Phase 1 of the construction actually was completed in late April, with a bulk plant, warehouse and fully equipped laboratory ready for operations. Phase 2 completion of a 10,000-square-foot truck bay and offices complex, where the grand opening and a celebratory barbecue luncheon was held, finished the construction of the facility on a 10-acre plot.
Crowder said the company, first organized about five-and-a-half years ago, focuses on oil well cementing.
“We focus on one particular product line. We want to do it better and safer than any of our competitors,” Crowder said. “A lot of us have worked overseas for 10-15 years, so we have a pretty good idea how every major service company operates. We want to take the best of what we have learned and put it into Spinnaker.”
Gregory D. Laake, a managing partner with Houston-based Catapult Energy Services Group, said he plays a support role in the Spinnaker accomplishments.
“Spinnaker is a company that is part of our portfolio. Spinnaker is known for quality of service and safety,” Laake said. “That’s what (Crowder) has driven home. We’re real happy to have backed him and have him as a partner in this.”
The company boasts a lost-time injury rate of zero.
Laake pointed out the choice of Hobbs came after significant research.
“It was a real race between the Midland-Odessa area and Hobbs for us because we didn’t know where we wanted to be,” Laake said. “These guys did their homework, did their research, looked at the economics, looked at the quality of life and looked at the safety aspect. That’s a big deal, keeping it safe.”
Edwards had told the News-Sun last spring, “The biggest reason we decided on Hobbs is Hobbs is a place we can give our people a good quality of life.”
Expecting to have 80-100 employees by next year, Crowder said, “Our equipment is very technical. A lot of technology goes into the delivery of the service that we put down hole for our customers. We have to have a work pool that understands the technology and the mechanics of the equipment.”
“And it’s 24/7/365,” Laake added. “Their team drove and drives a fantastic culture. They focus on the right things. Safety first, then service to the customer.
“And also, they make a little bit of money, too, which I appreciate,” laughed Laake, a certified public accountant.

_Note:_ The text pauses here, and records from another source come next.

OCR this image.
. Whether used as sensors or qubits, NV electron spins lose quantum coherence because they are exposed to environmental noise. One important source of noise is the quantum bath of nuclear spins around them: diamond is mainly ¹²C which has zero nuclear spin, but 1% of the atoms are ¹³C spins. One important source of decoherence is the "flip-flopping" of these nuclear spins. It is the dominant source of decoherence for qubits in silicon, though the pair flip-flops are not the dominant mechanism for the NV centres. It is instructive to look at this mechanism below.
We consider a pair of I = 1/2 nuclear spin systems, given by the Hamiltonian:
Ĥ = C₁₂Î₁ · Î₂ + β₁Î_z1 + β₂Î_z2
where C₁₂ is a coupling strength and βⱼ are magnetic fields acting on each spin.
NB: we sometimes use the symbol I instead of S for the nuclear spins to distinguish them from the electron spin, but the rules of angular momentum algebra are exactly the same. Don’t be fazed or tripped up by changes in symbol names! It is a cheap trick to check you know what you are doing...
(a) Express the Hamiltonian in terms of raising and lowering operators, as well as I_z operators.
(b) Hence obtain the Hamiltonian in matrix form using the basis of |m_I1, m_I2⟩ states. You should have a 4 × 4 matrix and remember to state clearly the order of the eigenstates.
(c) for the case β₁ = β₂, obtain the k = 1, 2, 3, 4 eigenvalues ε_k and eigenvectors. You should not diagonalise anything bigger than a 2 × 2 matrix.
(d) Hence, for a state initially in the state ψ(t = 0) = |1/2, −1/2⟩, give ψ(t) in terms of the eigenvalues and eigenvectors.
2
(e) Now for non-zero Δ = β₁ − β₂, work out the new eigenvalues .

Also in a good mood for the grand opening was Josh Grassham, chairman of the board for the Economic Development Corporation of Lea County.
“It’s very good for economic development. They’ve brought in all kinds of businesses that have seen this facility. That makes us look better than Midland, Lubbock or Odessa,” Grassham said, noting vendors from well outside the area, such as Farmington and Dallas “ask themselves why not relocate here next to one of their big customers?”